Demokratisierung ist ein Begriff der Soziologie und beschreibt im übertragenen und allgemeineren Sinne den Abbau von (hierarchischer) Herrschaft in gesellschaftlichen Bereichen. In der Geschichte ist dieser Abbau besonders bei Politik, Bildung, Wirtschaft und Religion zu beobachten. Der Abbau von Herrschaft in der Politik ist die Demokratisierung im engeren Sinne.

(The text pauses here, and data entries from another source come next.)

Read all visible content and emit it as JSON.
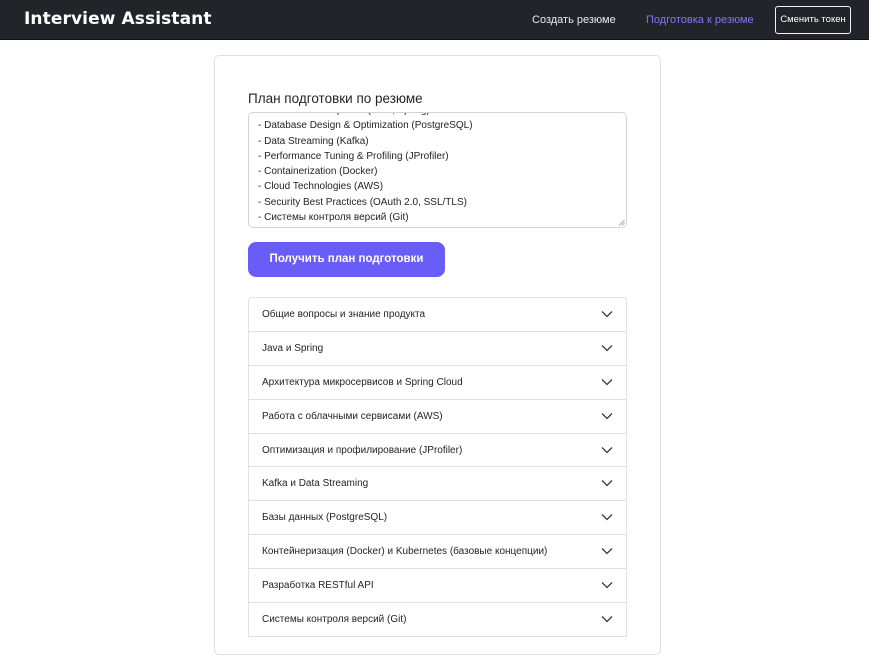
{
  "header": {
    "brand": "Interview Assistant",
    "nav": [
      "Создать резюме",
      "Подготовка к резюме"
    ],
    "active_color": "#8176f7",
    "change_token": "Сменить токен"
  },
  "main": {
    "section_title": "План подготовки по резюме",
    "plan_lines": [
      "- Database Design & Optimization (PostgreSQL)",
      "- Data Streaming (Kafka)",
      "- Performance Tuning & Profiling (JProfiler)",
      "- Containerization (Docker)",
      "- Cloud Technologies (AWS)",
      "- Security Best Practices (OAuth 2.0, SSL/TLS)",
      "-  Системы контроля версий (Git)"
    ],
    "submit_label": "Получить план подготовки",
    "accent_color": "#6a5cf6",
    "topics": [
      "Общие вопросы и знание продукта",
      "Java и Spring",
      "Архитектура микросервисов и Spring Cloud",
      "Работа с облачными сервисами (AWS)",
      "Оптимизация и профилирование (JProfiler)",
      "Kafka и Data Streaming",
      "Базы данных (PostgreSQL)",
      "Контейнеризация (Docker) и Kubernetes (базовые концепции)",
      "Разработка RESTful API",
      "Системы контроля версий (Git)"
    ],
    "topic_icon": "chevron-down-icon"
  }
}
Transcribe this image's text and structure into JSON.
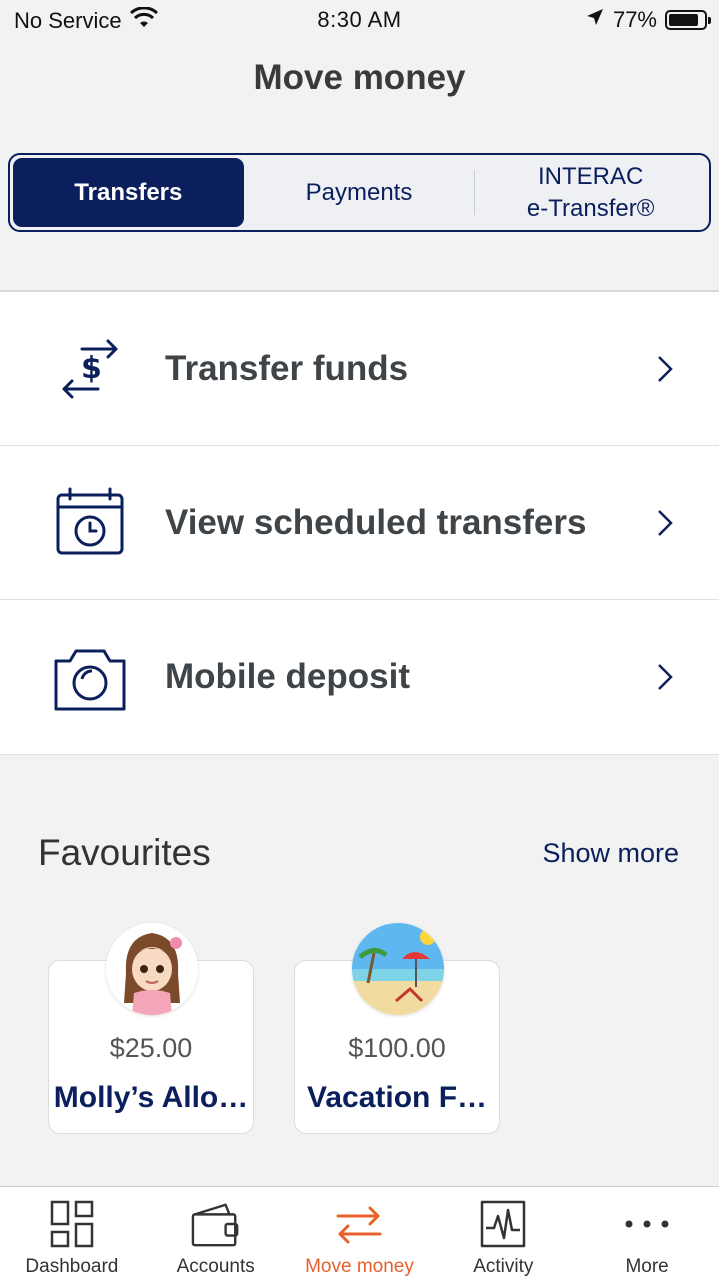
{
  "status_bar": {
    "carrier": "No Service",
    "time": "8:30 AM",
    "battery": "77%"
  },
  "header": {
    "title": "Move money"
  },
  "segments": [
    {
      "label": "Transfers",
      "active": true
    },
    {
      "label": "Payments",
      "active": false
    },
    {
      "label_line1": "INTERAC",
      "label_line2": "e-Transfer®",
      "active": false
    }
  ],
  "menu": [
    {
      "label": "Transfer funds",
      "icon": "transfer-dollar-icon"
    },
    {
      "label": "View scheduled transfers",
      "icon": "calendar-clock-icon"
    },
    {
      "label": "Mobile deposit",
      "icon": "camera-icon"
    }
  ],
  "favourites": {
    "title": "Favourites",
    "show_more": "Show more",
    "items": [
      {
        "amount": "$25.00",
        "name": "Molly’s Allo…",
        "avatar": "girl-avatar"
      },
      {
        "amount": "$100.00",
        "name": "Vacation F…",
        "avatar": "beach-avatar"
      }
    ]
  },
  "tabbar": [
    {
      "label": "Dashboard",
      "icon": "dashboard-icon",
      "active": false
    },
    {
      "label": "Accounts",
      "icon": "wallet-icon",
      "active": false
    },
    {
      "label": "Move money",
      "icon": "arrows-icon",
      "active": true
    },
    {
      "label": "Activity",
      "icon": "activity-icon",
      "active": false
    },
    {
      "label": "More",
      "icon": "more-dots-icon",
      "active": false
    }
  ],
  "colors": {
    "brand_navy": "#0b1f5c",
    "accent_orange": "#e8602c",
    "background": "#f2f2f2"
  }
}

„Demokratisierung ist also der Inbegriff aller Aktivitäten, deren Ziel es ist, autoritäre Herrschaftsstrukturen zu ersetzen durch Formen der Herrschaftskontrolle von »unten«, der gesellschaftlichen Mitbestimmung, Kooperation und - wo immer möglich - durch freie Selbstbestimmung.“

Fritz Vilmar: Strategien der Demokratisierung. S. 21

Der Begriff Demokratisierung ist zwiespältig. Er bezeichnet einerseits das Ziel, die Demokratie, und andererseits bezeichnet er den Prozess der Veränderung von gesellschaftlichen Subsystemen. „Er ist sowohl eine Aktionsbestimung wie eine Zielbestimmung sozialen Handelns.“[1]

Inhaltsverzeichnis

Demokratisierung von unten oder von oben

Ein Beispiel für die Demokratisierung von unten ist der Zerfall des Ostblocks. Der Versuch Afghanistan oder den Irak zu demokratisieren gilt als Demokratisierung von oben. Otfried Höffe behauptet, dass „bei beiden Falltypen [...] die Demokratisierung nur [gelingt], wenn sich außer den staatlichen Institutionen eine facettenreiche Bürgerschaft ausbildet.“[2]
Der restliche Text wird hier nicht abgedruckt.